Basic Concepts

Electromagneticl geophysical methods are used to map the subsurface resistivity structure. The resistivity of geologic units ranges over many orders of magnitude and depends on their fluid content, porosity, degree of fracturing, temperature, and conductive mineral content. Unlike other geophysical methods (like gravity and magnetism), EM methods include a wide variety of techniques.  Each technique, however, involves an EM source (natural or artificial) and measures one or more electric or magnetic field component.

One commonly used EM geophysical method is the magnetotelluric (MT) method. In this method, incoming magnetic fields are used to induce electric currents in the earth which contain information about the resistivity structure of the subsurface.  We obtain information about these induced electric fields, or telluric currents, by measuring the magnetic and electric fields at the surface. GGSC scientists use an audiomagnetotelluric (AMT) system, which is similar to a MT system but measures a higher and narrower frequency range, therefore investigates the resistivity structure of the earth down to ~1 km depth.
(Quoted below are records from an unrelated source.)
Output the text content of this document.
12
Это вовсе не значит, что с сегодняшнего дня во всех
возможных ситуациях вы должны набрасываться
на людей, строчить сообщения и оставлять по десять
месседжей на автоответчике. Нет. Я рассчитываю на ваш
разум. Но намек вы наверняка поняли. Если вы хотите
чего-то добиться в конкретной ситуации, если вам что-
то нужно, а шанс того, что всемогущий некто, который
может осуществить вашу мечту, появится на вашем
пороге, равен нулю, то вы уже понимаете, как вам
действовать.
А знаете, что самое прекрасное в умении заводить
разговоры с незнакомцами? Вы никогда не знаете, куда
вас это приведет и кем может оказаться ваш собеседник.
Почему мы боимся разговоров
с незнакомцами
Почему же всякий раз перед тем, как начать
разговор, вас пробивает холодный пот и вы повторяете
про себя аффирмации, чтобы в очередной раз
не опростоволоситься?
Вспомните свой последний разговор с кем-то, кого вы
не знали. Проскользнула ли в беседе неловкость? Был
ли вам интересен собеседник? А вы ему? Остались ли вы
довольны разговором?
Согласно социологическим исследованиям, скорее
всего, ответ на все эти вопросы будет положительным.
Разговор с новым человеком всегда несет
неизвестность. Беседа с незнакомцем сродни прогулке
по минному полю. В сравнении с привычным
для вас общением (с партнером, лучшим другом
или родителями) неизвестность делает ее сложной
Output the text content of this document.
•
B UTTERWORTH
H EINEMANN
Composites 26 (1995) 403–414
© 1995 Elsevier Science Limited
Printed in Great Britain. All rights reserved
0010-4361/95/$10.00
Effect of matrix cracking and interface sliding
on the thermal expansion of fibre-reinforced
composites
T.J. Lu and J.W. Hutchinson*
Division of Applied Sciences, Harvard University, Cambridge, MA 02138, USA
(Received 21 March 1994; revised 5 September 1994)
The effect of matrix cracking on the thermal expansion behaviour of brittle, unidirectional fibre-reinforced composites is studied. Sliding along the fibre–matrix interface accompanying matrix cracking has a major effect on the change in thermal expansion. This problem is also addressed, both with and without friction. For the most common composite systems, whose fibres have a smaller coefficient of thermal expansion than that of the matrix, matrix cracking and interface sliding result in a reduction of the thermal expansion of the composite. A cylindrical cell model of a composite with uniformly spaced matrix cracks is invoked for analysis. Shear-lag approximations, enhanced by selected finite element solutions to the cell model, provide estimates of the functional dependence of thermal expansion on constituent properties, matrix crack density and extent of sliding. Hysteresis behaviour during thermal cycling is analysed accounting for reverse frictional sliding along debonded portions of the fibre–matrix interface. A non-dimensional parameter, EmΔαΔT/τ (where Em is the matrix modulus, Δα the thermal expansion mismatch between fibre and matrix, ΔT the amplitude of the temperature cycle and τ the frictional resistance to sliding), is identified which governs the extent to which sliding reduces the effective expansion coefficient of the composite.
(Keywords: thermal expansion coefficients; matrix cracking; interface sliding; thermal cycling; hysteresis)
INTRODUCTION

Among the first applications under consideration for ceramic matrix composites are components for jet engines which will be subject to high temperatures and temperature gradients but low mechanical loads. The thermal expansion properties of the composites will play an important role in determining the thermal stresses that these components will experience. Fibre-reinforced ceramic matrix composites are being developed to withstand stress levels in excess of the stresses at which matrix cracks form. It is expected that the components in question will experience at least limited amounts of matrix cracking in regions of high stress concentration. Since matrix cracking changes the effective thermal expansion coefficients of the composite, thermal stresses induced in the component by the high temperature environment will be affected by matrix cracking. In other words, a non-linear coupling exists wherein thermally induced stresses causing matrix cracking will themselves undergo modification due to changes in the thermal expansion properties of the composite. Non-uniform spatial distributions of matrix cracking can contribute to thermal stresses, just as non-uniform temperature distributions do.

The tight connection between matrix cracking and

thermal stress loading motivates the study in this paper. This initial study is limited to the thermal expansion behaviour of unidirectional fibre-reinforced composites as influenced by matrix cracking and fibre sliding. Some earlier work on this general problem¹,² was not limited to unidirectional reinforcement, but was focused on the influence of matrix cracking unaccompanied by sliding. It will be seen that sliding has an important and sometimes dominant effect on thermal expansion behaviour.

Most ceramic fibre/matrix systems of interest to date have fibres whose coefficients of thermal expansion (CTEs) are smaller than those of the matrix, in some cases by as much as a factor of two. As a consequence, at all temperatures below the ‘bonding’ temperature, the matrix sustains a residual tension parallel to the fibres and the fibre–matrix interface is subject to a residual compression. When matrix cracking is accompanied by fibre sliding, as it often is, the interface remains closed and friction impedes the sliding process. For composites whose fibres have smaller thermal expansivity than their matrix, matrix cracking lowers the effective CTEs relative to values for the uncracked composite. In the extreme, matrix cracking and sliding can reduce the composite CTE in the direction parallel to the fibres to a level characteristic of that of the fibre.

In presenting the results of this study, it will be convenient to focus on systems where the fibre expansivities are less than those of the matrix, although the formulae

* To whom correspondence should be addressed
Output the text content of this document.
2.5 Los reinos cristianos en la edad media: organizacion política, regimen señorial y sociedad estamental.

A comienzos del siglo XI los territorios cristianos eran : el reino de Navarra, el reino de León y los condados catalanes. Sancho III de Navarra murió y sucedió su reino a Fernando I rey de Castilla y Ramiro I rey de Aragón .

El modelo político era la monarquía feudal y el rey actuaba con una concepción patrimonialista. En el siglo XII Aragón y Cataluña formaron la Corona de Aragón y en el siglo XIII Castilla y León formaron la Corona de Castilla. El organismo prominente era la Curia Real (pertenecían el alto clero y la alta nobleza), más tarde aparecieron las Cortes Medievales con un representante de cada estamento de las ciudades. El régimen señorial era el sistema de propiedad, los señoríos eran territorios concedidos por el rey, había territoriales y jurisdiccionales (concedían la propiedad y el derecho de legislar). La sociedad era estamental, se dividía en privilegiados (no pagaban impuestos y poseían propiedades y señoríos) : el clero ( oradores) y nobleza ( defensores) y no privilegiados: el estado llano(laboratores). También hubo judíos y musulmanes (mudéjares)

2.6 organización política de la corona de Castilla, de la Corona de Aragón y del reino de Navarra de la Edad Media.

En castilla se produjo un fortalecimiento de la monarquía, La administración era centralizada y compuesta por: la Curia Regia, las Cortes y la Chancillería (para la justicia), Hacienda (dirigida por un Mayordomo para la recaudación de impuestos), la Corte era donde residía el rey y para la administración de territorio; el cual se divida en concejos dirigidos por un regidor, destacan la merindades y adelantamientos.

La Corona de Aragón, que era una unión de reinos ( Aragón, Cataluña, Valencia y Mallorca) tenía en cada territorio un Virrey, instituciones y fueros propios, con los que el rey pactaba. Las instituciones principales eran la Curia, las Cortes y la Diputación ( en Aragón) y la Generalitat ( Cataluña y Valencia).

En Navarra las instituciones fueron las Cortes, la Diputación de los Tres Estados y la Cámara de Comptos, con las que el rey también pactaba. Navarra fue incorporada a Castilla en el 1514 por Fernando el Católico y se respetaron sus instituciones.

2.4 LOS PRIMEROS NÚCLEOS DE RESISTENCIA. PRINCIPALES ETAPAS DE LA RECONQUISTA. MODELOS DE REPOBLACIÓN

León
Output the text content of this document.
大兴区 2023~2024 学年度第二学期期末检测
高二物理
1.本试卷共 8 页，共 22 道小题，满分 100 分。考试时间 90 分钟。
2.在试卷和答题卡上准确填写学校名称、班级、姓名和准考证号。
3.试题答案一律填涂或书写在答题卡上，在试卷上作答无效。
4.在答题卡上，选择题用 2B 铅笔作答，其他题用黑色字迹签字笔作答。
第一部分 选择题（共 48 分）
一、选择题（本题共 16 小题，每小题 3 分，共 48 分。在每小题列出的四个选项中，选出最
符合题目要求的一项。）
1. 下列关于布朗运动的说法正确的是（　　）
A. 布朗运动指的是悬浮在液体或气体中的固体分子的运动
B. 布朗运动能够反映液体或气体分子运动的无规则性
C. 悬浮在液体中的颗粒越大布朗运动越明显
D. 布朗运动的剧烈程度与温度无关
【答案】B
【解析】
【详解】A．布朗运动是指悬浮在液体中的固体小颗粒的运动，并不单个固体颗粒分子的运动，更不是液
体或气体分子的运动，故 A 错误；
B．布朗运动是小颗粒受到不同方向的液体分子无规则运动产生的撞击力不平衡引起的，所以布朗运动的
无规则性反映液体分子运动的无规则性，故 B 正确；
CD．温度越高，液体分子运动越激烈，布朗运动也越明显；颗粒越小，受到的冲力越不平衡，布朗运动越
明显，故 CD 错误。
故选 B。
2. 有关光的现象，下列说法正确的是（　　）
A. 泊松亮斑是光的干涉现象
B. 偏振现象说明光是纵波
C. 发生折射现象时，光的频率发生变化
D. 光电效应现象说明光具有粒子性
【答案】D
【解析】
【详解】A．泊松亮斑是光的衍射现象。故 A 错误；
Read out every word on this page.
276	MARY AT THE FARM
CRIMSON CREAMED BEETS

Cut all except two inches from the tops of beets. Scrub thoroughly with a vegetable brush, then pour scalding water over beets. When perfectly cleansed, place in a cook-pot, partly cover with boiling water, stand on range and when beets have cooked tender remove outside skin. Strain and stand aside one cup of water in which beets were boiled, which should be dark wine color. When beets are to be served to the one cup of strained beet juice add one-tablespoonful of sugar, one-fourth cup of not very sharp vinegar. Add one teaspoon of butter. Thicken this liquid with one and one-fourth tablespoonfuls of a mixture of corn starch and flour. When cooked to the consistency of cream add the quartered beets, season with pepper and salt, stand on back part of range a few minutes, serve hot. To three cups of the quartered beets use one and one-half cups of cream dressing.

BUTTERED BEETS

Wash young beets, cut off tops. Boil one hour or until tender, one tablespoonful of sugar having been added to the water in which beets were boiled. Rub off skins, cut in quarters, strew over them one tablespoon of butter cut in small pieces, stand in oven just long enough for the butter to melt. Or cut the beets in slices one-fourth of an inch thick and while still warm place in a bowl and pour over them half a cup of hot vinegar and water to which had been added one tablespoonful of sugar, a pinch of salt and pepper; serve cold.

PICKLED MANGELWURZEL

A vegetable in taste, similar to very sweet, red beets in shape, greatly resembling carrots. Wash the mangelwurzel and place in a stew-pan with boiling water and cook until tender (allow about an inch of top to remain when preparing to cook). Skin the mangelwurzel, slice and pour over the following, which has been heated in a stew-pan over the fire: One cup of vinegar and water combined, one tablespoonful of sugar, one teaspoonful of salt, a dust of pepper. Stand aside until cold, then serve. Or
One particular Audiomagnetotelluric system that we use is the Geometrics Stratagem system, a 4-channel, natural and controlled source tensor system recording in the range of 10 Hz-92 KHz. To augment the low signal in the natural field, we used an unpolarized transmitter comprised of 2 horizontal-magnetic dipoles in the range of 1-70 khz.  Data are recorded with the electric field parallel and perpendicular to the regional fault strike and physiographic grain.

This slide shows an example of the resulting 2D inversion of our AMT data where cool colors show resistivity highs and warm colors show lows.  We computed this 2D inverse model from the electric field perpendicular mode data using the conjugate gradient, finite-difference method of Rodi (2001) and Mackie and a 100 ohm-m half-space starting model with topography. Various starting models were used to test the sensitivity of the model. 

With the help of other geophysical and geologic data, we can interpret these resistivity models to help us understand the geometry of the subsurface structure better. This diagram shows how electrical resistivity data can be used in collaboration with gravity geophysical data and surficial mapping to provide greater insight into subsurface rocks and structures.

McPhee, D.K., Chuchel, B.A., and Pellerin, L, 2006, Audiomagnetotelluric data from Spring, Cave, and Coyote Spring Valleys, Nevada: U.S. Geological Survey Open-File Report 2006-1164, 41 p.

Rodi, W., and Mackie, R. L., 2001, Nonlinear conjugate gradients algorithm for 2-D magnetotelluric inversion, Geophysics, 66, 174-187.